Ben hâlâ yeni yetmeydim ve Yasemin’e haksız bir eleştiri getiriyordum. Onun köşesinde yapmaya çalıştığı, “olması gerektiği gibi” gazetecilikti. Kendi görüşleriyle eğip bükmeden, Washington’un havasını, tavrını, orada ne olup bittiği aktarıyordu.
Bugün fena hâlde eksikliğini çektiğimiz “gerçek dış haberci” çizgisindeydi.
Yasemin, hiç de alınmadı; oturdu uzun uzun cevaplar yazdı, kendisini, gazetecilikteki duruşunu anlatmaya çalıştı.
Aradan gene yıllar geçti; 2007’de, bu sefer Büyükanıt’ın Genelkurmay başkanlığı döneminde yükselen tansiyon ile beraber muhtıraya giden süreçte Yasemin ile yazışmaya başladık.
Ondan özür diledim o zaman; 2003’te hata ettiğimi, ayrıca muhtıra konusunda hiç de “tarafsız” davranmadığını yazdım ona.

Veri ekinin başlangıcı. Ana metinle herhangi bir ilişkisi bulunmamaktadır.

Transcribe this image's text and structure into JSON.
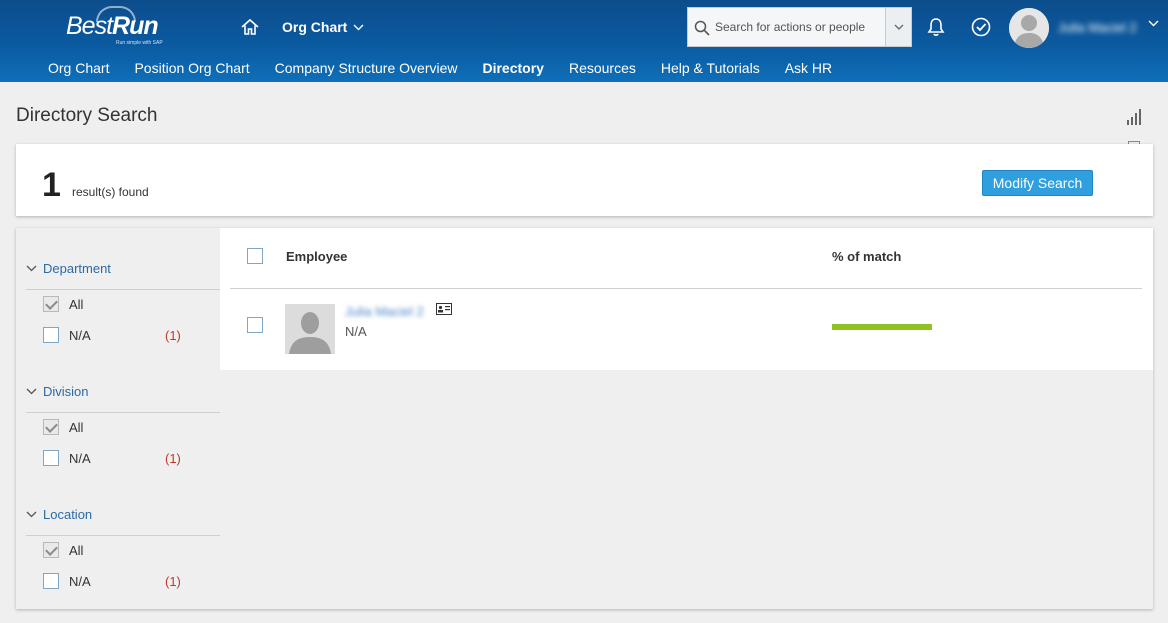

O zamanlar, gazetecilikten kopmuş, akademik hayatın başında bocalıyordum; bir kere gazeteci, her zaman gazeteci derler ya, bir kere gazeteciliğin tozunu yutan, uzağında da kalamıyor.

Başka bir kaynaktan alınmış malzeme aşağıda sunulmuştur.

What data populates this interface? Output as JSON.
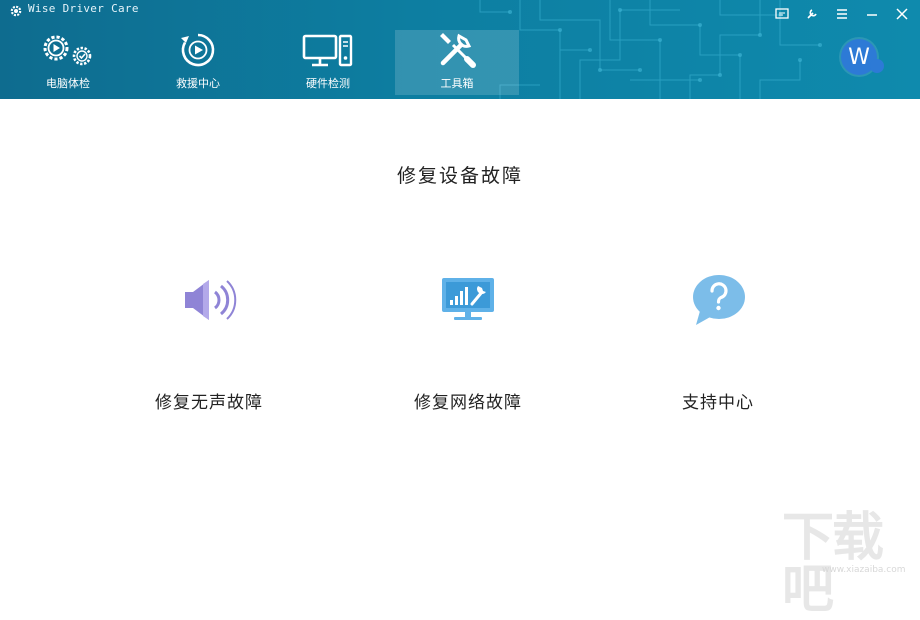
{
  "app": {
    "title": "Wise Driver Care"
  },
  "nav": {
    "tabs": [
      {
        "label": "电脑体检",
        "icon": "gears-play-icon"
      },
      {
        "label": "救援中心",
        "icon": "recovery-play-icon"
      },
      {
        "label": "硬件检测",
        "icon": "computer-tower-icon"
      },
      {
        "label": "工具箱",
        "icon": "wrench-screwdriver-icon",
        "active": true
      }
    ]
  },
  "window_controls": [
    "message-icon",
    "repair-icon",
    "menu-icon",
    "minimize-icon",
    "close-icon"
  ],
  "user": {
    "avatar_letter": "W"
  },
  "main": {
    "title": "修复设备故障",
    "tools": [
      {
        "label": "修复无声故障",
        "icon": "speaker-icon"
      },
      {
        "label": "修复网络故障",
        "icon": "monitor-network-icon"
      },
      {
        "label": "支持中心",
        "icon": "question-bubble-icon"
      }
    ]
  },
  "watermark": {
    "text": "下载吧",
    "url": "www.xiazaiba.com"
  },
  "colors": {
    "header": "#0e7a9e",
    "accent_purple": "#8f84d6",
    "accent_blue": "#5fb1e8"
  }
}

Yasemin, Taraf’ta yazmama önayak oldu; böylece her bakımdan da, kaderimi değiştirdi.
Taraf’ın ilk çıktığı yıllarda, sürekli Budapeşte’den ona yazıp durup, “gazete öyle olsa böyle olsa” yorumları yaptığımı şimdi, yüzüm kızararak anımsıyorum.
İşin doğrusu, Milliyet’te bizim büyüklerimiz olan yazı işlerinden Doğan Akın, yazarlardan Yasemin, dış haber editörümüz Sinan Gökçen gibi kişiler, mesleği Cumhuriyet gibi yerlerin tedrisatından geçerek öğrenmişti. Eğer mesleki olarak bir şeyler yapabiliyorsak bugün, onların o zaman bize örnek olması, öğretmenlikleri sayesindedir.
Taraf’ın değil sadece, Türkiye’de basının kaybıdır Ahmet Altan ve Yasemin Çongar’ın gazeteden ayrılması.
Elbette Taraf, çok daha iyi bir gazete olabilir, Yasemin de muhabir kökenli bir gazeteci olarak,Milliyet’te bizim tanık olduğumuz mesleki başarılarını, idarecilik de yapmaya çalışmadan tekrarlayabilirdi.
Tüm hataları, eksiklerine rağmen Taraf, Türkiye’nin tarihini değiştirdi.
Bugün artık, cesur bir manşet atılıp da, “taraflı” olunması gerektiğinde de, Yasemin ve Ahmet Altan’ın eksikliği hissedilecek.
Keşke sadece onlar değil, yolda kaybedilen Ümit Kıvanç, Nabi Yağcı ve Ayşe Hür gibi kıymetli yazarlar da, Taraf’ta olsaydı.
Türkiye’de siyasetin “ayabilmesi” için her zamankinden fazla onların pusulasına ihtiyacı var.
“Oh olsun” diyen çok gazeteci var; ancak, onlar gazetecilik için ne yaptı acaba?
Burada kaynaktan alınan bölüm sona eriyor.